A year ago Thorn's son, Flynn Moss, disappeared into the eco-underground, his only contact with Thorn a series of postcards chronicling his exploits. But a postcard arrives unlike the others, a call for help, Thorn jumps into action, setting off for North Carolina. But before Thorn arrives, he's intercepted by a federal agent who informs him he's too late—Flynn had been acting as an informant for the FBI, and when his traitorous acts were discovered, he was summarily executed.
The agent proposes a scheme to catch Flynn's killer using Thorn as bait. Thorn, full of rage, accepts the job if only to get his hands on his son's killer. The mission takes him to a small town where the gang is holed up, planning an attack on a hog farming operation that has been polluting local rivers and spreading illness through the area.
Little by little Thorn discovers that nothing he's been told is true, and the trap they're setting isn't for Flynn's killer, but for his partner, a woman who proves more daring and dangerous than any Thorn's ever met. She's on her own crusade of vengeance, and she and Thorn make an uneasy alliance. With her help Thorn uncovers a conspiracy that stretches far beyond this small Carolina town.

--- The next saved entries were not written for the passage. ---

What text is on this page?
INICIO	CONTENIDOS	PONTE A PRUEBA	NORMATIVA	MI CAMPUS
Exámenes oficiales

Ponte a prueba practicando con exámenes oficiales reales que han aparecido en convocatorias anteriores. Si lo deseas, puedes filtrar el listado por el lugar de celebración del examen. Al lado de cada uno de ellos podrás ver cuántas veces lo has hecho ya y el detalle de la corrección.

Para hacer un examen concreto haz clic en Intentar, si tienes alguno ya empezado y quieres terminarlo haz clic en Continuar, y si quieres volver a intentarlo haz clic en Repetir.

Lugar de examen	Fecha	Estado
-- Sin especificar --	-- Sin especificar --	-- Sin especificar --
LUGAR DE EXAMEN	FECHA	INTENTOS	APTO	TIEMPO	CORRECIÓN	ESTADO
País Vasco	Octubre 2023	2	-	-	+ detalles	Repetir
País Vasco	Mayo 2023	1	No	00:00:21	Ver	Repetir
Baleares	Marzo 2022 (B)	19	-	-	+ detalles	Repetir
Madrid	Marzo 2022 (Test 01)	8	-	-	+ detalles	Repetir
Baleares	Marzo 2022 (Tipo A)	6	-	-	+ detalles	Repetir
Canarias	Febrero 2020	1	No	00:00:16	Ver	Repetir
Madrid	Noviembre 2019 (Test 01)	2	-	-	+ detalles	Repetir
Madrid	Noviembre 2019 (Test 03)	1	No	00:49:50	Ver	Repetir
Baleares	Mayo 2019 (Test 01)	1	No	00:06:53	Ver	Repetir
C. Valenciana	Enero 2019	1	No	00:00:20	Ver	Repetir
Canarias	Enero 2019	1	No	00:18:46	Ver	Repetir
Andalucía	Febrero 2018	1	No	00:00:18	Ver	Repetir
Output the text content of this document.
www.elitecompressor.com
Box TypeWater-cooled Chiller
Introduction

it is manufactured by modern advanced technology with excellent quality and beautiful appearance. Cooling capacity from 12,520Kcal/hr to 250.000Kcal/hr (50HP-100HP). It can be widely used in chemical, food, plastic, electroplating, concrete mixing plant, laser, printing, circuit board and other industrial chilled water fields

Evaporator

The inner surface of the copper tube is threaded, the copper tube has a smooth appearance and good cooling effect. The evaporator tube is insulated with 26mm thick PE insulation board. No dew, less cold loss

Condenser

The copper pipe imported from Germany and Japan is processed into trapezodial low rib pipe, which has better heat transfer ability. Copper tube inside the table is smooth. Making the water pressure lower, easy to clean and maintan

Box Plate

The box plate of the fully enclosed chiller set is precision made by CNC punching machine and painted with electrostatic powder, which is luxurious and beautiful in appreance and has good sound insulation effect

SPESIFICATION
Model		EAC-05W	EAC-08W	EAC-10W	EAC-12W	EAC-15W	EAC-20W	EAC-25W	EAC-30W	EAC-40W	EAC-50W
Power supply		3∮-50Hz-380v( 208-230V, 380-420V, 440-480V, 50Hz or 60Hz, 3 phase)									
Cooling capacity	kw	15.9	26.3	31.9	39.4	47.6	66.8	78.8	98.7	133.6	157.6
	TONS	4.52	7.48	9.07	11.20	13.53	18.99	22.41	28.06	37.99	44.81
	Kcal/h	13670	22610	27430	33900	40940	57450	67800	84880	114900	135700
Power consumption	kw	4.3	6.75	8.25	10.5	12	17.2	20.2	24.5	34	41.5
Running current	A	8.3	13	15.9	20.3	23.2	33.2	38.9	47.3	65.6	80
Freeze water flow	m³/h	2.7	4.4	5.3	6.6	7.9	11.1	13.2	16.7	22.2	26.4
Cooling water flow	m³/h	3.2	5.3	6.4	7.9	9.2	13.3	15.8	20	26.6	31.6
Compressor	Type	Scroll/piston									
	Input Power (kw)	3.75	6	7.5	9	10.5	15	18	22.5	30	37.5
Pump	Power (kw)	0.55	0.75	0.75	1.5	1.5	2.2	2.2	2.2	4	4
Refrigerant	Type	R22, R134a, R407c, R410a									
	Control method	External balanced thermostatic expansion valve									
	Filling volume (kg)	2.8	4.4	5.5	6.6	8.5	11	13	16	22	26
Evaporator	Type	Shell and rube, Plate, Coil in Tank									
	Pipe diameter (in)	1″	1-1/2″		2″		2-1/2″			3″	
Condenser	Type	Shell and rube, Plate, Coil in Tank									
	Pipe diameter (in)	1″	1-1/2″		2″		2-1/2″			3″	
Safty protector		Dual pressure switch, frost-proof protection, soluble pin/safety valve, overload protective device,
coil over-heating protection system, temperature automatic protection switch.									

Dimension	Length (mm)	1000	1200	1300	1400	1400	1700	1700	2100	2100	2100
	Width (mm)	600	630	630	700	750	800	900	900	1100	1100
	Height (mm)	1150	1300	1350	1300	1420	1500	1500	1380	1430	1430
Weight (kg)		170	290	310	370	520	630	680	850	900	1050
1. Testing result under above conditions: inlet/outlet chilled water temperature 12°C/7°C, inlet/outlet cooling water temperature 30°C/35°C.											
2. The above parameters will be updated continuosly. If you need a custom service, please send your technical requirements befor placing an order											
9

Edgar-winner Hall's heart-pounding 14th Thorn novel (after 2013's Going Dark) takes the hard-bitten Florida PI to Pine Haven, N.C., where Thorn's newly discovered son, Flynn Moss, and his fellow Earth Liberation Front activists target a hog factory farm in an "action" that goes awry. Shortly after, Thorn receives the latest in a series of postcards from Flynn, dropped anonymously at the office of his PI friend, Sugarman, and bearing only two words: "Help Me." The rescue attempt mounted by the pair soon becomes complicated as Sugar's girlfriend, Tina Gathercole, and an FBI agent, Madeline Cruz, attach themselves to the effort. Meanwhile, murderous ex-con X-88 and his girlfriend, Pixie, descend on Pine Haven with evil intent. Hall keeps the tension mounting as motives and alliances shift with the foul-scented wind. Even as violence looms, Hall's talent for description adds a balancing, poetical note.